3. Major Item/Unique Treaure Wealth - Things that may not be exactly priceless, but nevertheless command a price way out of scale with what you would expect at first glance. These are not commodities in any shape, form, or fashion. Characters with this kind of wealth can translate it directly into personal power, when it isn't already. That diamond as big as your fist isn't measured in "gold pieces". It's measured in how good a magic sword you can trade for with it.
Here I'm using "minor" magic item to mean anything that you can buy as a commodity, and "major" magic item to mean anything you can't. Necessarily, each group would draw the line in different places. The only way you could spend "gold" to get a "major" item is for special story reason combined with a lot of it. For example, you have 100,000 gold, and the wizard that has no liquid cash is willing to sell you that major sword for it, even though it's practically a steal.

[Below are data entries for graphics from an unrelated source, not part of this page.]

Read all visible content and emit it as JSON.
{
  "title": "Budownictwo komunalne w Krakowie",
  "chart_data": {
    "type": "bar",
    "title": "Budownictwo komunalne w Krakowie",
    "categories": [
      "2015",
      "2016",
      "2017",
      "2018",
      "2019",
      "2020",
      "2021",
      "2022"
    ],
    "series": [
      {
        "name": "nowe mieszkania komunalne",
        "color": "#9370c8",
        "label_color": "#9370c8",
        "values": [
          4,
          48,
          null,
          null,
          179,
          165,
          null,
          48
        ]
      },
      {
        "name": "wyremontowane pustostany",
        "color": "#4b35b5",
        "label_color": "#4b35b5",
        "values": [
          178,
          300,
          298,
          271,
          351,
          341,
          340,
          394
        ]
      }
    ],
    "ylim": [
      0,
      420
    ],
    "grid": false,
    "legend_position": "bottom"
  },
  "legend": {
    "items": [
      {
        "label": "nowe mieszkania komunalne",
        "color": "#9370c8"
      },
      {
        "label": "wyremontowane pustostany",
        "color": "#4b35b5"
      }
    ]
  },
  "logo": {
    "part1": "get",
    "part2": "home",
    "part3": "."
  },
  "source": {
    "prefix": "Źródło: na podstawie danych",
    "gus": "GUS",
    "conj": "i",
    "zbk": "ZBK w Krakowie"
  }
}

D&D 3.5, especially the Magic Item Compendium with its reduced prices, works hard to collapse the distinction between the layers. Even the near artifacts have prices. But it doesn't have to be this way. It's perfectly reasonable, for example, to have a campaign world where "+2 swords are a necessary part of every talented warriors equipment, but +3 swords and better are one-of-a-kind heirlooms, attainable only by force or by trading something equivalent." In order for each DM to set that point where they want, you need a way to divorce "gold" from "major magic item acquisition".